Do you want me to re-enable the RC runlevel and post back the various troubleshooting results?

Roman_Gruber · Post by **Roman_Gruber** » Sun Aug 09, 2015 2:28 pm

as the other guy already said you should use some custom firmware as tomatoe or what they are called these days... my open router was the page afaik ... http://myopenrouter.com/ http://www.polarcloud.com/tomato you need to check waht you have and check out which firmware can be used ... the links are just examples from the past as i bothered to read about that topic years ago

wrs4 · Post by **wrs4** » Mon Aug 10, 2015 1:35 pm

tw04l124 wrote:as the other guy already said you should use some custom firmware as tomatoe or what they are called these days... my open router was the page afaik ... http://myopenrouter.com/ http://www.polarcloud.com/tomato you need to check waht you have and check out which firmware can be used ... the links are just examples from the past as i bothered to read about that topic years ago

I don't think using a firmware for my AP is going to work. The polarcloud Tomato link you referenced is for WRT54Gs (router+AP), where I have just the WAP54G (only AP).
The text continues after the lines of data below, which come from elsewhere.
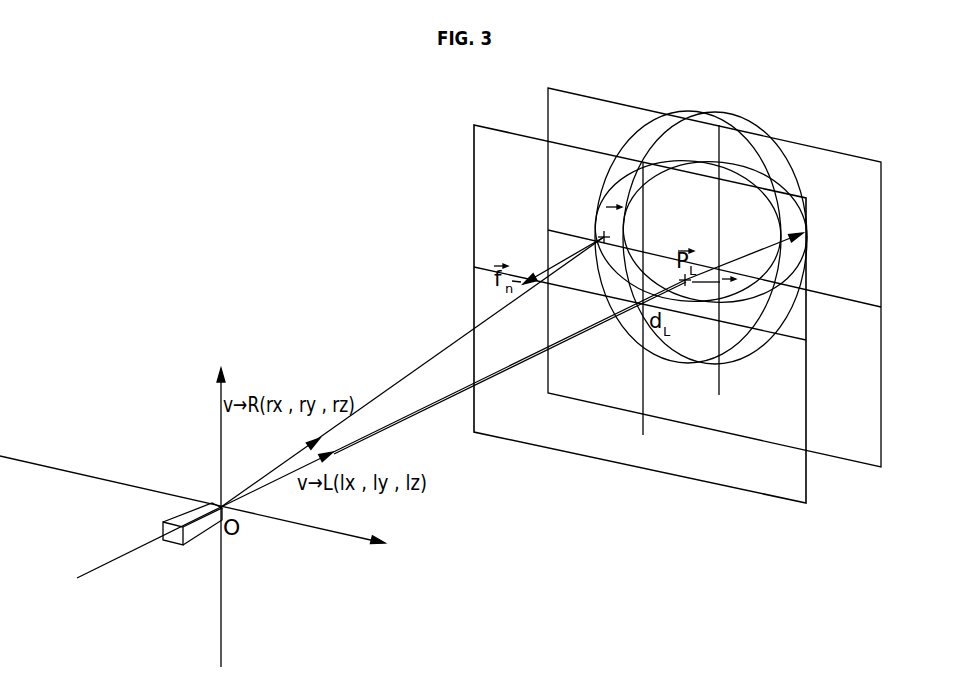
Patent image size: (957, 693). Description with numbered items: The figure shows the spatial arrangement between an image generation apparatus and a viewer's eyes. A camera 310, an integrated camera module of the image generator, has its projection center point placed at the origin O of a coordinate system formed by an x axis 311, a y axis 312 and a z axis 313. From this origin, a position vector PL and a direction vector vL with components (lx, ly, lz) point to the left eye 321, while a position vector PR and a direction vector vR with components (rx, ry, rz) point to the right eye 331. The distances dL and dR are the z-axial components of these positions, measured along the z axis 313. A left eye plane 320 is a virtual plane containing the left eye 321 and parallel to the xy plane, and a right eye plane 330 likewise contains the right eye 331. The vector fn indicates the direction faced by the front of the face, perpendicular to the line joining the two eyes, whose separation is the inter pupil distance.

The camera 310 is at (184, 518).
The x axis 311 is at (225, 509).
The y axis 312 is at (247, 504).
The z axis 313 is at (131, 557).
The left eye plane 320 is at (713, 485).
The left eye 321 is at (747, 295).
The right eye plane 330 is at (842, 462).
The right eye 331 is at (600, 235).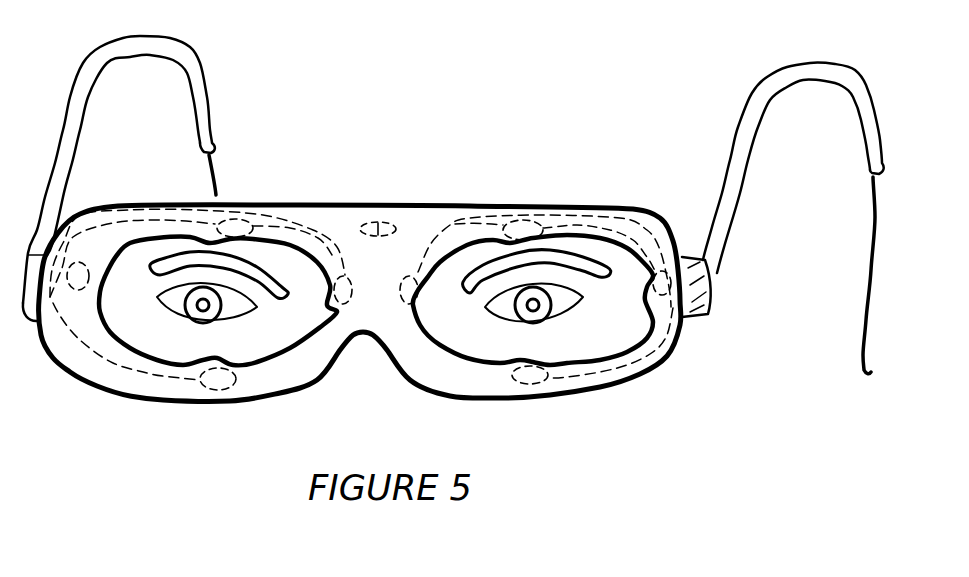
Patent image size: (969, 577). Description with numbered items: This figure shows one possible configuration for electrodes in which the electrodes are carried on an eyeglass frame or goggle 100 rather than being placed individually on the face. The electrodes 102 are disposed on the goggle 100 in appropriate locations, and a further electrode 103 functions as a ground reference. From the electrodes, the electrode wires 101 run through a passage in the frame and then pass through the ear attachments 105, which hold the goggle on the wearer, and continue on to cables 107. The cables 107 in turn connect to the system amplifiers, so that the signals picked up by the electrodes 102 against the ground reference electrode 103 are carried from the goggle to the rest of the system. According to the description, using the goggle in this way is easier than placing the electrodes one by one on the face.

The eyeglass frame or goggle 100 is at (313, 203).
The electrode wires 101 is at (638, 237).
The electrodes 102 is at (520, 228).
The electrode 103 is at (392, 222).
The ear attachments 105 is at (208, 85).
The cables 107 is at (863, 240).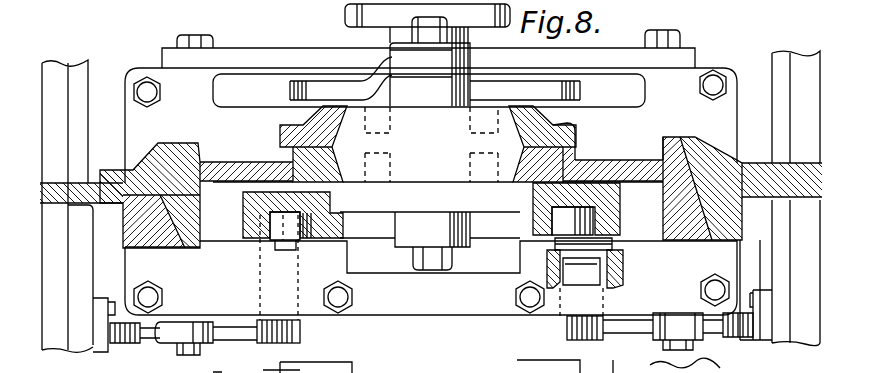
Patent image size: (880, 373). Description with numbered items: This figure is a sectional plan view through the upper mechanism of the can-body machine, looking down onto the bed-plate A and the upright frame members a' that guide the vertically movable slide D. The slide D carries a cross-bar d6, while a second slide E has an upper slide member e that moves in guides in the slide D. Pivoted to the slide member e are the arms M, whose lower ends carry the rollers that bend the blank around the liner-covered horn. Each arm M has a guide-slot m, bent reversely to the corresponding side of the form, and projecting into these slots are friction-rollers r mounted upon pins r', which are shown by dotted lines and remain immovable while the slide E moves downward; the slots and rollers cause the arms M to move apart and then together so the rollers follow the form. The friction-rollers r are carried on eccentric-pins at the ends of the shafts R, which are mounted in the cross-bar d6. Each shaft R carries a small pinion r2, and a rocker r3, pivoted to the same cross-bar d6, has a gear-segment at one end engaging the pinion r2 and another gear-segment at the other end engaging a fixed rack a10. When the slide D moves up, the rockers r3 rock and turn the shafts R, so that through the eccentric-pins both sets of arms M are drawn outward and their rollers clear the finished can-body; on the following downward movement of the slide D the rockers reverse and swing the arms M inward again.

The bed-plate A is at (778, 142).
The upright frame members a' is at (421, 177).
The slide D is at (431, 152).
The slide E is at (438, 144).
The slide member e is at (539, 141).
The arms M is at (578, 88).
The guide-slots m is at (268, 217).
The friction-rollers r is at (444, 234).
The pins r' is at (290, 267).
The shafts R is at (623, 263).
The cross-bar d6 is at (417, 297).
The pinion r2 is at (300, 332).
The rocker r3 is at (227, 328).
The fixed rack a10 is at (110, 340).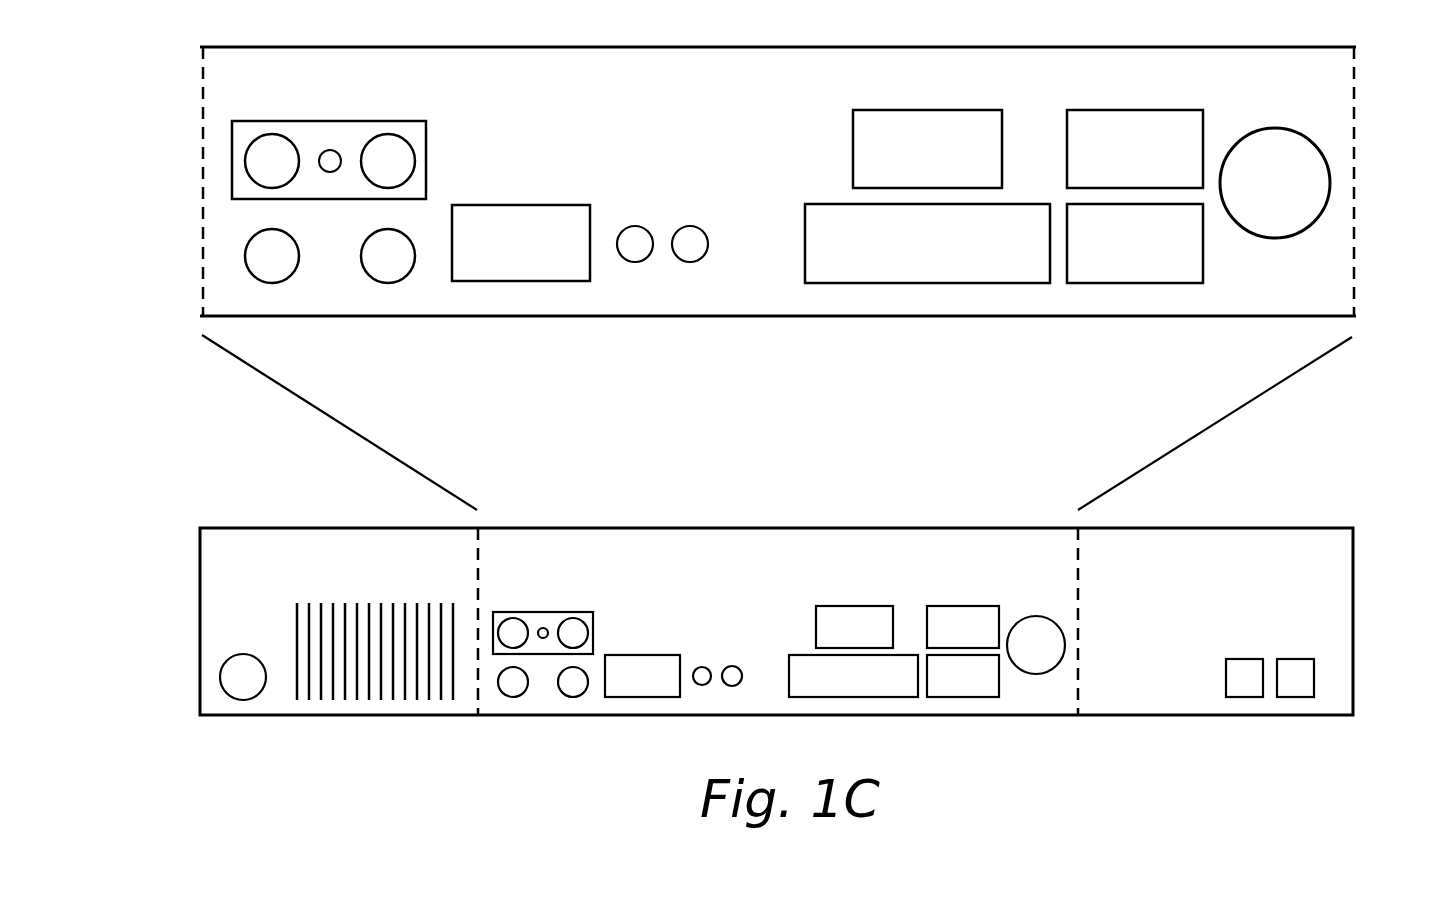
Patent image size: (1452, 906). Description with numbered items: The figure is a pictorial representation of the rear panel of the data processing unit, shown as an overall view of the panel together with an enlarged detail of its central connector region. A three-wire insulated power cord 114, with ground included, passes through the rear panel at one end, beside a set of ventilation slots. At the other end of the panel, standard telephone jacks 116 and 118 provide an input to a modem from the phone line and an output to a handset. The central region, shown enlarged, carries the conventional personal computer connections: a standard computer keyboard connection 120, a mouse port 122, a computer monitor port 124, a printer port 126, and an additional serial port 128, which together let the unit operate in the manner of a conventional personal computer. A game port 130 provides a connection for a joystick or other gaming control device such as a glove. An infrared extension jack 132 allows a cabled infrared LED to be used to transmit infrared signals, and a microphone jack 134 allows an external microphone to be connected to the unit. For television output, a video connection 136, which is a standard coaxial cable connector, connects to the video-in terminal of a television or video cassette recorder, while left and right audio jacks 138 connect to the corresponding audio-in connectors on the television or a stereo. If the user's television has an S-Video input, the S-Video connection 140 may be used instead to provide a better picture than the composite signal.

Moreover, since I have a version 1.09 WAP54G, it's not going to be supported (to old).

Besides all that.... the existing WAP54G with its default firmware works with my quick and dirty shell script, presumably under WEP, so I don't see why it should be necessary to upgrade the firmware on the AP.

Roman_Gruber · Post by **Roman_Gruber** » Mon Aug 10, 2015 4:23 pm

that was just an example you need to check for custom firmware. most routers have an alternative firmware ...

the provided ones have very often "security holes" ... It also depends on your surroundings, when you can trust your neighbours and bypassers go ahead.